Human Factors Validation Study Guidelines for Medical Devices


Based on the 2016 FDA Guidance: “Applying Human Factors and Usability Engineering to Medical Devices”

Human Factors Engineering is critical to validate the safety and efficacy of a product for FDA submission. The need for validation testing is driven by 21 CFR Part 820.30(g) which states “Design validation shall ensure that devices conform to defined user needs and intended users and shall include testing of production units under actual or simulated use conditions.” Furthermore, the FDA’s has had an increased enforcement of Human Factors since publishing its 2016 guidance, as well as the industry’s realization that Human Factors can dramatically affect the success of a medical device.

The end goal of the 2016 FDA guidance is to minimize or eliminate use errors which could result in harm. It is thus important to examine all possible use errors and determine their potential severity using a risk analysis. The FDA recommends using the Perception, Cognition, Action (PCA) analysis framework which provides insight into the interaction between a user and the device while considering the environment in which the device is being used. Additionally, all components of the user interface including packaging, labeling, instructions, displays and controls should be considered. Critical tasks which could result in serious harm should be evaluated during usability validation. For validation testing, simulated use should be as similar to actual use as possible. This means that Intended users, device use, and the use environment should be sufficiently realistic.

To understand what validation study requirements are expected of manufacturers, the following guidelines and accompanying excerpts have been compiled from the 2016 FDA guidance.

Simulated Use

Simulated use should be sufficiently realistic and generalizable to actual use:

  • The conditions under which simulated-use testing is conducted should be sufficiently realistic so that the results of the testing are generalizable to actual use.

The simulated use environment should be sufficiently realistic, incorporating factors such as lighting, sounds, distractions and/or multitasking:

  • To the extent that environmental factors might affect users’ interactions with elements of the device user interface, they should be incorporated into the simulated use environment (e.g., dim lighting, multiple alarm conditions, distractions, and multi- tasking).”

During simulated use, test participants should be allowed to use the device independently and naturally without interference or influence from study personnel:

  • During simulated-use human factors validation testing, test participants should be given an opportunity to use the device as independently and naturally as possible, without interference or influence from the test facilitator or moderator.

Labeling information should be available for the test participants if it normally would be, however, participants should not be instructed to use it:

  • If users would have access to the labeling in actual use, it should be available in the test; however, the participants should be allowed to use it as they choose and should not be instructed to use it.

Simulation of customer service phone calls should be realistic:

  • If the users would have access to a telephone help line, it may be provided in the test but it should be as realistic as possible...”


Training should approximate the actual training that users will receive:

  • provided to the human factors validation test participants should approximate the training that actual users would receive.
  • “To the extent practicable, the content, format, and method of delivery of training given to test participants should be comparable to the training that actual users would receive.

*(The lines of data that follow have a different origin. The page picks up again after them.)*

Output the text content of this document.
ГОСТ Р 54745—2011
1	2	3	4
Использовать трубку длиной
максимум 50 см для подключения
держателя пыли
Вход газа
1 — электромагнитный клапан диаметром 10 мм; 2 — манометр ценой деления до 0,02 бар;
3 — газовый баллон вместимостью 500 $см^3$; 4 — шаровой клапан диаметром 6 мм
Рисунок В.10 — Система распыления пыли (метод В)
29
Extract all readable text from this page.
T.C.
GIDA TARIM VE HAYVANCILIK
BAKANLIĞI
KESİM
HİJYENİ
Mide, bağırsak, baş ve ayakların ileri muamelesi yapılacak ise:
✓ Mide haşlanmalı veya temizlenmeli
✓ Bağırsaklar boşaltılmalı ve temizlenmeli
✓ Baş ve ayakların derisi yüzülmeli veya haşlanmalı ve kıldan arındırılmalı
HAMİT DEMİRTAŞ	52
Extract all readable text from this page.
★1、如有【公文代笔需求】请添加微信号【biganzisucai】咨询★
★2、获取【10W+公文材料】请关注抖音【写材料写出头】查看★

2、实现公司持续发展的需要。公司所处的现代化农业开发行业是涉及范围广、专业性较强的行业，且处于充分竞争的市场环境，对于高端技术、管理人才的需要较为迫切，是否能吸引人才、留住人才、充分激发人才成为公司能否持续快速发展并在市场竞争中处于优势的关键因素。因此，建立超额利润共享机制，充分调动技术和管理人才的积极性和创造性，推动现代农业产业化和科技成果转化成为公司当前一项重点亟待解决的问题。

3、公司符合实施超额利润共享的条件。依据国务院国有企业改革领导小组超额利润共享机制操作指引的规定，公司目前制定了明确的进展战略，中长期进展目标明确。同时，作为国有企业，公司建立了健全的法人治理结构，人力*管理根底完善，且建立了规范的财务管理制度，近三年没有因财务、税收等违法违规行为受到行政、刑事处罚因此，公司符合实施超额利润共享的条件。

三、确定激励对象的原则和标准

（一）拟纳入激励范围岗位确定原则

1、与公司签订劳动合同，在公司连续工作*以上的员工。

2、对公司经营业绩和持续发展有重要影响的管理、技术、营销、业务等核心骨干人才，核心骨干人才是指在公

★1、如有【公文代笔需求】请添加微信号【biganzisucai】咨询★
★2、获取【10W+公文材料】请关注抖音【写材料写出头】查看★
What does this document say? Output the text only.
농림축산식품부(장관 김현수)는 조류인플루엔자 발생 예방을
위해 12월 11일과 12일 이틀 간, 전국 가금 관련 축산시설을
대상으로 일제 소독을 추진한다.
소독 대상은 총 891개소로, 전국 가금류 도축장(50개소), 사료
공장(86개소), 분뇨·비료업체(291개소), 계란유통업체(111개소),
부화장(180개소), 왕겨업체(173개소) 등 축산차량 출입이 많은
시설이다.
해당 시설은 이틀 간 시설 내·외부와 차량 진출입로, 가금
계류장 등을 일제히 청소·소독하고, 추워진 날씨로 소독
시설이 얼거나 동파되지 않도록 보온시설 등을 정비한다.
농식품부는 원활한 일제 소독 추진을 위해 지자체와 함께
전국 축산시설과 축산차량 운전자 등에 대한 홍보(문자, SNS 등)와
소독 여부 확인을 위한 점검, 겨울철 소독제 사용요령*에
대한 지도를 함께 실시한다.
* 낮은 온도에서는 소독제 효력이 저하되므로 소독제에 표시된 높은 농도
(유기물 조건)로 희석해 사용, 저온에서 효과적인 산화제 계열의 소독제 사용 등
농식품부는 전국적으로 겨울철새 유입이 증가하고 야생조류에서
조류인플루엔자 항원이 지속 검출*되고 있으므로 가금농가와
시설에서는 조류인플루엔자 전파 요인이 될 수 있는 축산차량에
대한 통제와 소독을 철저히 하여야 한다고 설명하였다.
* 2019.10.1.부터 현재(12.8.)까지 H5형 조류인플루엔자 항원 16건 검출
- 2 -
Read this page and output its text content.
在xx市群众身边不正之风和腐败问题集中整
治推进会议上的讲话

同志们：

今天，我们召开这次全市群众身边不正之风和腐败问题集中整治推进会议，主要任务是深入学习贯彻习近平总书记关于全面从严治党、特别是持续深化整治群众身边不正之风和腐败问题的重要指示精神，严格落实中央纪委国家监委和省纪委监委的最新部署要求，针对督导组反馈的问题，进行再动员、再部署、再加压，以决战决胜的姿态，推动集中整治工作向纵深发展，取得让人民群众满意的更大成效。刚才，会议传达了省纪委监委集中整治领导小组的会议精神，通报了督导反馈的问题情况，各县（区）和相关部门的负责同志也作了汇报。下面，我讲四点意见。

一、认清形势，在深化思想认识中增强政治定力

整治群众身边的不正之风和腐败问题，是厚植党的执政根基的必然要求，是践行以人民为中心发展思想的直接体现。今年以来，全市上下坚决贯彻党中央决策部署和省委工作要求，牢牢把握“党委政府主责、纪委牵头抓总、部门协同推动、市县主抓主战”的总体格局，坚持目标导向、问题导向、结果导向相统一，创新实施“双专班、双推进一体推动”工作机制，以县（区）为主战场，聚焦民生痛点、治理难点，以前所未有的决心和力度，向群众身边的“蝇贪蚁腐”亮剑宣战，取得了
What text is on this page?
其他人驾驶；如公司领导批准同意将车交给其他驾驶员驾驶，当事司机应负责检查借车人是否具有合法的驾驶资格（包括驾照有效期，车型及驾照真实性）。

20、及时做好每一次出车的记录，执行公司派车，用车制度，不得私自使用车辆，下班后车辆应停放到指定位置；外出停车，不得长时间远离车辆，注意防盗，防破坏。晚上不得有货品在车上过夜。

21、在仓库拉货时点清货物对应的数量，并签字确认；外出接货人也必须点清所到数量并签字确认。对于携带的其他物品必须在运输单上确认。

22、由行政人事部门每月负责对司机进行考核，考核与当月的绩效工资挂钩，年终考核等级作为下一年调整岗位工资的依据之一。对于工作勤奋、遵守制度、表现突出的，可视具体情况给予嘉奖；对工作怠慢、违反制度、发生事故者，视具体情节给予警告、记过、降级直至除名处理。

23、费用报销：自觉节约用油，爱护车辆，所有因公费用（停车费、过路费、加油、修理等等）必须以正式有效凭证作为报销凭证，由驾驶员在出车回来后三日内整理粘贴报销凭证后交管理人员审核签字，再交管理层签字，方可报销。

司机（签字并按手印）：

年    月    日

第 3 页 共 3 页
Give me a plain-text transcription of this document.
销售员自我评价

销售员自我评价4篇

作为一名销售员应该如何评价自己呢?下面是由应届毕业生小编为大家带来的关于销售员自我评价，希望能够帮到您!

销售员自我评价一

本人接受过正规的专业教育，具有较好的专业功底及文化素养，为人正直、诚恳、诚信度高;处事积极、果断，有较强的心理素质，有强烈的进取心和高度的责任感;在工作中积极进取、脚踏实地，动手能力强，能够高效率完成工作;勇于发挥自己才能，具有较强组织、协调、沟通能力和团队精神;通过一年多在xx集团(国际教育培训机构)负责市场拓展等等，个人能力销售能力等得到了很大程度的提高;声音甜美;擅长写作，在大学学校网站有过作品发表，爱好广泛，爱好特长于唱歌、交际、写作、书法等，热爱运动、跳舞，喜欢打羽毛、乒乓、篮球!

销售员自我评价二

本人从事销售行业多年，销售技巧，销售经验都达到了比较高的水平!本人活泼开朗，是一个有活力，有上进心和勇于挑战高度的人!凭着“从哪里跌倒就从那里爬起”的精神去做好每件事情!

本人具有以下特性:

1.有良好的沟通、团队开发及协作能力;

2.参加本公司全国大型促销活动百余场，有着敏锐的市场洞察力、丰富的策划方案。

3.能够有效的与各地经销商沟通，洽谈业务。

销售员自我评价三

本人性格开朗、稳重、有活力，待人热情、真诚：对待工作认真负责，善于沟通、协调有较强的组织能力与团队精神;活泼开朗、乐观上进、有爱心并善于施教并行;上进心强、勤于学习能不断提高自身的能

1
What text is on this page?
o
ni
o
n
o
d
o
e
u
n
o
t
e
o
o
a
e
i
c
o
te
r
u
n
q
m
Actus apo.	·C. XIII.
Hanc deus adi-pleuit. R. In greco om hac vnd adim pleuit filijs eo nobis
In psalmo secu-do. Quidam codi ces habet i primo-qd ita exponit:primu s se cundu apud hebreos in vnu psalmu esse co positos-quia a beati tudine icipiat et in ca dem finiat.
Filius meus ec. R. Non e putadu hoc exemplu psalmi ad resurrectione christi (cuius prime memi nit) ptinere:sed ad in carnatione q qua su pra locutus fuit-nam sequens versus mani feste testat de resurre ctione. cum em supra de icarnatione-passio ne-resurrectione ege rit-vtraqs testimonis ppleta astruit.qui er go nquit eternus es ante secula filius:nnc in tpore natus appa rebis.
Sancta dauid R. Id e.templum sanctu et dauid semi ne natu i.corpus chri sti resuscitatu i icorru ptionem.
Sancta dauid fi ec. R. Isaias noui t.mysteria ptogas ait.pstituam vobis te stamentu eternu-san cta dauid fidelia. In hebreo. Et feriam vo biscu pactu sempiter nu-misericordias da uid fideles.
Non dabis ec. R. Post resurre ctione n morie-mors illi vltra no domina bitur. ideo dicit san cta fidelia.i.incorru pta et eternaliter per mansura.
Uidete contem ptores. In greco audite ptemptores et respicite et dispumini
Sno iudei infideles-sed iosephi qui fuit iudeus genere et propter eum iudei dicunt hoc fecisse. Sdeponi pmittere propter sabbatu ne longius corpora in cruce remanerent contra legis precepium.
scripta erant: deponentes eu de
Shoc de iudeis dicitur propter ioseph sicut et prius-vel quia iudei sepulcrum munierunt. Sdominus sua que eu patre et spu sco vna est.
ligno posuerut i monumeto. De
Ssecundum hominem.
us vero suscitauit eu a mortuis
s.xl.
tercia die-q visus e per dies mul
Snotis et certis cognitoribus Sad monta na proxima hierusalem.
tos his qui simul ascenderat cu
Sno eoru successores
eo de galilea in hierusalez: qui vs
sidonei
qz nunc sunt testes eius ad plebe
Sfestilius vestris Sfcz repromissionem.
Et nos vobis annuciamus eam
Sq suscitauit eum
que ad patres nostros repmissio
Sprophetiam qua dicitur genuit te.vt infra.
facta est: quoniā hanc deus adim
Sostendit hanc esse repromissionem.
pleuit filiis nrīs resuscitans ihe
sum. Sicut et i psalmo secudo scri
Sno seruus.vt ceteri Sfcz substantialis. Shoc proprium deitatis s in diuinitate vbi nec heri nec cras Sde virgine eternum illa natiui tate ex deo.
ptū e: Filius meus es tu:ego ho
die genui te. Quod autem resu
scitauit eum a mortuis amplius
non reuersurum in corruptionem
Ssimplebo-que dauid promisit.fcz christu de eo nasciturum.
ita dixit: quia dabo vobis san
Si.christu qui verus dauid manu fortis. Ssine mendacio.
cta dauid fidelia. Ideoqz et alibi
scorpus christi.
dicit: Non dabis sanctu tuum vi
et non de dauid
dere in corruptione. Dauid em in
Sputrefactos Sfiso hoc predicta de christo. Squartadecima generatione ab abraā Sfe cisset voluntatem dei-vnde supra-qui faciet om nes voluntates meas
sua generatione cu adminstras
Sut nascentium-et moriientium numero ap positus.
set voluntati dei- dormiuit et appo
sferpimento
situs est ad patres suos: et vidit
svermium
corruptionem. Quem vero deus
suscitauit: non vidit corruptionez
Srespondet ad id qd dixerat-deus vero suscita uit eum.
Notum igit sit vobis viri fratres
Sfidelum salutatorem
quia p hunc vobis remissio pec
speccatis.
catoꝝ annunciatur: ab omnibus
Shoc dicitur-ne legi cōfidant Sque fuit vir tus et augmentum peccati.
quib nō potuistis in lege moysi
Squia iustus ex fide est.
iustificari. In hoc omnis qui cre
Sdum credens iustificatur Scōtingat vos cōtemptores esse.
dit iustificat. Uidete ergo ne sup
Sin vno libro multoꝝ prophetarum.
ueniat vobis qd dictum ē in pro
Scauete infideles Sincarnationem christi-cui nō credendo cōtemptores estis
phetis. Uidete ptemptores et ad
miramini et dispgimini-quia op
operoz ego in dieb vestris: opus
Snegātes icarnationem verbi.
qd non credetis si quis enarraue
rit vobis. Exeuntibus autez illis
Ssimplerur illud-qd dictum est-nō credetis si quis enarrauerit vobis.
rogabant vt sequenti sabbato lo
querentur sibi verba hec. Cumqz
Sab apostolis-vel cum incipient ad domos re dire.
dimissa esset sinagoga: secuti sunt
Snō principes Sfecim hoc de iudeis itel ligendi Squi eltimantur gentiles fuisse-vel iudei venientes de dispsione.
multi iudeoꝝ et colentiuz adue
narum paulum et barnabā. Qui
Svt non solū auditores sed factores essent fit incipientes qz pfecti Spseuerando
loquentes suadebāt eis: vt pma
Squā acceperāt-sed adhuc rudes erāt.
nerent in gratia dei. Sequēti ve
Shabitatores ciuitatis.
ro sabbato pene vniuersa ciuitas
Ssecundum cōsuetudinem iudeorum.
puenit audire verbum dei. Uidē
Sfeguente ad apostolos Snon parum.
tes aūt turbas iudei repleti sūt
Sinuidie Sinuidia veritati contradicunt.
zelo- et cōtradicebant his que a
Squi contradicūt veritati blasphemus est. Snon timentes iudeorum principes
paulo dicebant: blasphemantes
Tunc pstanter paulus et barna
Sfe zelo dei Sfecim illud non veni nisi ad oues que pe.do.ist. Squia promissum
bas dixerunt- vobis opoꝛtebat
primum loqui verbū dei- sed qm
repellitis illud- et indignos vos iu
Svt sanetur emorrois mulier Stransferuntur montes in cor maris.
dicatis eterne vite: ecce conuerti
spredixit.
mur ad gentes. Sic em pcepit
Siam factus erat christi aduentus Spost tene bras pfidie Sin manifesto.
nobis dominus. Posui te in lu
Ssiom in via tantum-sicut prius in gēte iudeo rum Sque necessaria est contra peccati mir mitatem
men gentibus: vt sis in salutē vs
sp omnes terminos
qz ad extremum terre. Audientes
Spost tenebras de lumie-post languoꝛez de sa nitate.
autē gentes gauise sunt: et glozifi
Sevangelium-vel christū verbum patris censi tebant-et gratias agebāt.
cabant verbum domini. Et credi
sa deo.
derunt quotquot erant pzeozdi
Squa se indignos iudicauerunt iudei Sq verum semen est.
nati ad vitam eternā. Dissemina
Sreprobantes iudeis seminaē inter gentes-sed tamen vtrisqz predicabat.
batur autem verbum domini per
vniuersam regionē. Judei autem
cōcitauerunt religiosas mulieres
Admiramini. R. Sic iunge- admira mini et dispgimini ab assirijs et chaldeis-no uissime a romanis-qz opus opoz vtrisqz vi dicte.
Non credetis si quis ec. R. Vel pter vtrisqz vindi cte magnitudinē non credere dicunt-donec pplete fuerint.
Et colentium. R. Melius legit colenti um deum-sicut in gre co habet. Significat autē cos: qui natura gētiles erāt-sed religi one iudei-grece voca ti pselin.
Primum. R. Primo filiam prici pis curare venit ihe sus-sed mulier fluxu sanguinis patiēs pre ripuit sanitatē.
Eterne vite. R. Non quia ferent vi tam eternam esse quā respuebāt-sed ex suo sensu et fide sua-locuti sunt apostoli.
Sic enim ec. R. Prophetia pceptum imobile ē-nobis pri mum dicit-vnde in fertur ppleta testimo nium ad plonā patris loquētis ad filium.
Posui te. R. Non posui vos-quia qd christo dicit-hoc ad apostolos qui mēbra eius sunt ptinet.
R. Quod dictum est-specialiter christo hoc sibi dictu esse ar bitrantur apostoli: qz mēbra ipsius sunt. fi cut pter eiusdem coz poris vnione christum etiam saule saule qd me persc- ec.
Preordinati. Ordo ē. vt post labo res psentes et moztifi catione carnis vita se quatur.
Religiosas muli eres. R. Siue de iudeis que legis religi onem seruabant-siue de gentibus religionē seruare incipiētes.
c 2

A human factors validation test conducted after participants have been trained differently than they would be in actual use is not valid.”

Training Decay

Training decay should be simulated during validation testing:

  • Because retention of training decays over time, testing should not occur immediately following training; some period of time should elapse.

Training decay time depends on actual use and should last between 1 hour to several days:

  • In some cases, giving the participants a break of an hour (e.g., a ‘lunch break’) is acceptable; in other cases, a gap of one or more days would be appropriate, particularly if it is necessary to evaluate training decay as a source of use-related risk.

Participant Performance

Participant Performance of all critical use scenarios should be observed for and reported:

  • The human factors validation testing should include observations of participants’ performance of all the critical use scenarios (which include all the critical tasks).”

All near misses (close calls) should be observed for and reported:

  • ‘Close calls’ are instances in which a user has difficulty or makes a use error that could result in harm, but the user takes an action to ‘recover’ and prevents the harm from occurring. Close calls should be recorded when they are observed and discussed with the test participants after they have completed all the use scenarios.”

Apparent Confusion should be observed for and reported:

  • In addition, repeated attempts to complete a task and apparent confusion could indicate potential use error and therefore should also be collected as observational data and discussed during the interviews with test participants.

Debriefing and Subjective Feedback

Participants should be debriefed following testing:

  • The observation of participant performance of the test tasks and assessment of their understanding of essential information (if applicable) should be followed by a debriefing interview.

Subjective Feedback of difficulties experienced should be probed for:

  • In the interview, the participant should provide a subjective assessment of any use difficulties experienced during the test...

Subjective Feedback questions should be neutrally worded, start by asking questions about the device overall and then probe individual use scenarios:

  • The interview should be composed of open-ended and neutrally-worded questions that start by considering the device overall and then focus on each critical task or use scenario.”